Traditional methods to address blood-type incompatibility involve extensive treatments to strip antibodies and suppress the recipient’s immune response, often requiring organs from living donors. The innovative UBC approach not only alters the organ itself but also promises to expedite transplant procedures, reduce complications, and allow for the use of organs from deceased donors, where every moment can be critical.

The core of this technology lies in a discovery made by the UBC team in 2019, when they identified two highly efficient enzymes capable of removing the defining sugar of type A blood, effectively converting it to type O. “These enzymes are highly active, highly selective, and work at very low concentrations,” explained Dr. Kizhakkedathu. “That made the whole concept feasible.”
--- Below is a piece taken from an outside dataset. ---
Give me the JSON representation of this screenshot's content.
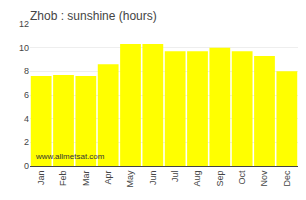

The next challenge was applying this technology to entire organs, a hurdle overcome in 2022 when a team in Toronto successfully demonstrated the conversion of lungs. Following successful tests on blood, lungs, and kidneys outside the body, the researchers sought to determine if an enzyme-converted organ could survive in the human immune system.

The answer came in late 2023 during an overseas visit by Dr. Kizhakkedathu, when collaborators demonstrated the successful conversion and transplantation of a human kidney. “I was so thrilled. It was a dream moment,” he recalled, expressing his excitement upon learning the kidney was functioning well.

The UBC enzymes act as molecular scissors, effectively removing the ‘nametag’ that identifies type A blood and revealing type O beneath. “It’s like removing the red paint from a car and uncovering the neutral primer,” Dr. Withers remarked. “Once that’s done, the immune system no longer sees the organ as foreign.”

The next steps include obtaining regulatory approval for clinical trials, with UBC’s spin-off company, Avivo Biomedical, leading the development of these enzymes for transplantation applications. The implications of this research are vast, paving the way for the creation of universal donor blood on demand for transfusion medicine.

“This is what it looks like when years of basic science finally connect to patient care,” Dr. Withers stated. “Seeing our discoveries edge closer to real-world impact is what keeps us pushing forward.”